Batts Farm is first mentioned in the will of Peter Batt in the late eighteenth century.
The farm consisted of arable meadow, pasture land, coppice ground and 70 acres known as Batts Land. There was also a barn, stable yard and a house. Part of the land extended on the west to Green Wrythe Lane
and to the River Wandle on the east.
Peter Batt left the farm to his sisters Mary Batt and Elizabeth Bassett. In 1798, Mary Batt leased it to a Henry Hoare for a term of 21 years. There was a proviso in the lease that "he did not cut all the trees".
Henry Hoare sold the farm in 1828 - it then consisted of various farm buildings and two new brick-built cottages. These cottages were mostly used by agricultural labourers employed by the farm.
By 1841, the Charles Pimm ran Batts Farm, living there with his son William and daughter Anne. The farmhouse was probably rebuilt in the late 1850s. When Charles died in 1869, William took over and farmed there until he died in 1892. By then, the farm mostly grew grain and vegetables. There was some livestock.

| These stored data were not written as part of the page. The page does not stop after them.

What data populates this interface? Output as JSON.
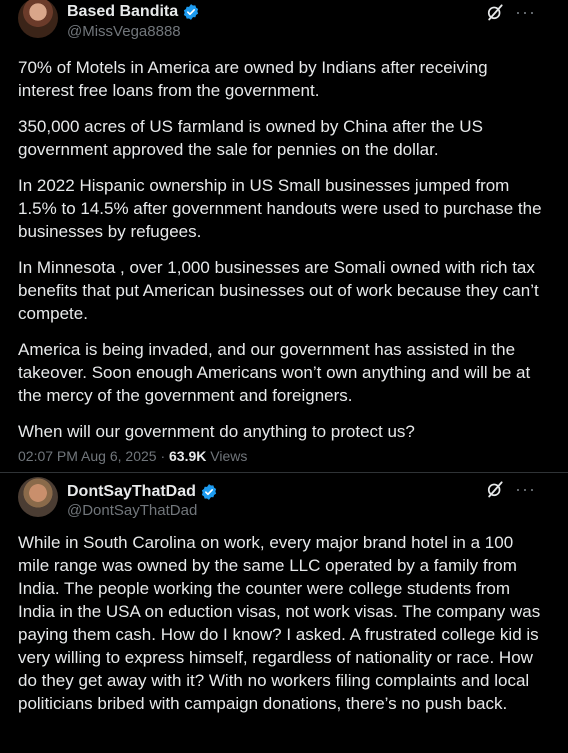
{
  "tweet1": {
    "display_name": "Based Bandita",
    "handle": "@MissVega8888",
    "paragraphs": [
      "70% of Motels in America are owned by Indians after receiving interest free loans from the government.",
      "350,000 acres of US farmland is owned by China after the US government approved the sale for pennies on the dollar.",
      "In 2022 Hispanic ownership in US Small businesses jumped from 1.5% to 14.5% after government handouts were used to purchase the businesses by refugees.",
      "In Minnesota , over 1,000 businesses are Somali owned with rich tax benefits that put American businesses out of work because they can’t compete.",
      "America is being invaded, and our government has assisted in the takeover.  Soon enough Americans won’t own anything and will be at the mercy of the government and foreigners.",
      "When will our government do anything to protect us?"
    ],
    "timestamp": "02:07 PM Aug 6, 2025",
    "separator": "·",
    "views_count": "63.9K",
    "views_label": "Views",
    "icons": {
      "verified": "verified-badge-icon",
      "grok": "grok-icon",
      "more": "more-icon"
    }
  },
  "tweet2": {
    "display_name": "DontSayThatDad",
    "handle": "@DontSayThatDad",
    "paragraphs": [
      "While in South Carolina on work, every major brand hotel in a 100 mile range was owned by the same LLC operated by a family from India. The people working the counter were college students from India in the USA on eduction visas, not work visas. The company was paying them cash. How do I know? I asked. A frustrated college kid is very willing to express himself, regardless of nationality or race. How do they get away with it? With no workers filing complaints and local politicians bribed with campaign donations, there’s no push back."
    ],
    "icons": {
      "verified": "verified-badge-icon",
      "grok": "grok-icon",
      "more": "more-icon"
    }
  },
  "colors": {
    "background": "#000000",
    "text": "#e7e9ea",
    "muted": "#71767b",
    "verified": "#1d9bf0",
    "divider": "#2f3336"
  },
  "more_glyph": "···"
}
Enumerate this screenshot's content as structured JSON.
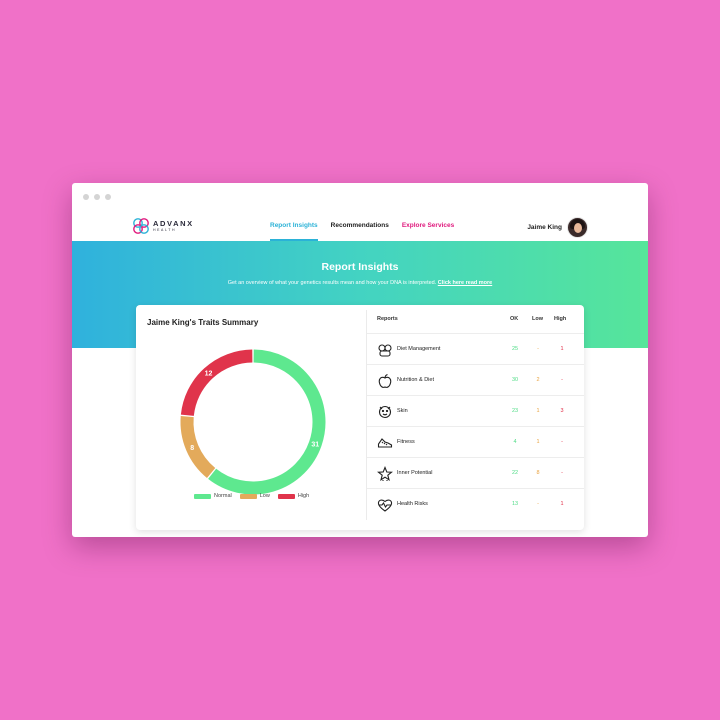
{
  "window": {
    "controls": [
      "close",
      "minimize",
      "maximize"
    ]
  },
  "brand": {
    "name": "ADVANX",
    "sub": "HEALTH"
  },
  "nav": {
    "items": [
      {
        "label": "Report Insights",
        "active": true
      },
      {
        "label": "Recommendations",
        "active": false
      },
      {
        "label": "Explore Services",
        "active": false,
        "accent": true
      }
    ]
  },
  "user": {
    "name": "Jaime King"
  },
  "hero": {
    "title": "Report Insights",
    "subtitle": "Get an overview of what your genetics results mean and how your DNA is interpreted.",
    "link": "Click here read more"
  },
  "summary": {
    "title": "Jaime King's Traits Summary",
    "legend": [
      "Normal",
      "Low",
      "High"
    ]
  },
  "chart_data": {
    "type": "pie",
    "categories": [
      "Normal",
      "Low",
      "High"
    ],
    "values": [
      31,
      8,
      12
    ],
    "colors": [
      "#5ee88f",
      "#e3aa5b",
      "#e0344b"
    ],
    "title": "Jaime King's Traits Summary",
    "legend": "bottom"
  },
  "table": {
    "headers": {
      "reports": "Reports",
      "ok": "OK",
      "low": "Low",
      "high": "High"
    },
    "rows": [
      {
        "icon": "diet-management-icon",
        "label": "Diet Management",
        "ok": "25",
        "low": "-",
        "high": "1"
      },
      {
        "icon": "apple-icon",
        "label": "Nutrition & Diet",
        "ok": "30",
        "low": "2",
        "high": "-"
      },
      {
        "icon": "skin-icon",
        "label": "Skin",
        "ok": "23",
        "low": "1",
        "high": "3"
      },
      {
        "icon": "shoe-icon",
        "label": "Fitness",
        "ok": "4",
        "low": "1",
        "high": "-"
      },
      {
        "icon": "star-icon",
        "label": "Inner Potential",
        "ok": "22",
        "low": "8",
        "high": "-"
      },
      {
        "icon": "heart-pulse-icon",
        "label": "Health Risks",
        "ok": "13",
        "low": "-",
        "high": "1"
      }
    ]
  },
  "colors": {
    "accent": "#2bb2d7",
    "brand_pink": "#e0197d",
    "ok": "#4fdc86",
    "low": "#e9a23f",
    "high": "#e02b45"
  }
}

In 1901, the tenants were Frederick B Cooke, a poultry farmer, and his family.
In the years immediately before the First World War, the farm had again changed hands - Thomas Bridgman bred poultry along with his brother Charles. George Miller, a Mitcham herb grower, was also living there. Miller specialided in mint and lavender and he had a still at Beddington Corner to extract the oil. At this time, the farmhouse was described as being in a poor state of repair.
Batts Farm land was covered by building after the war.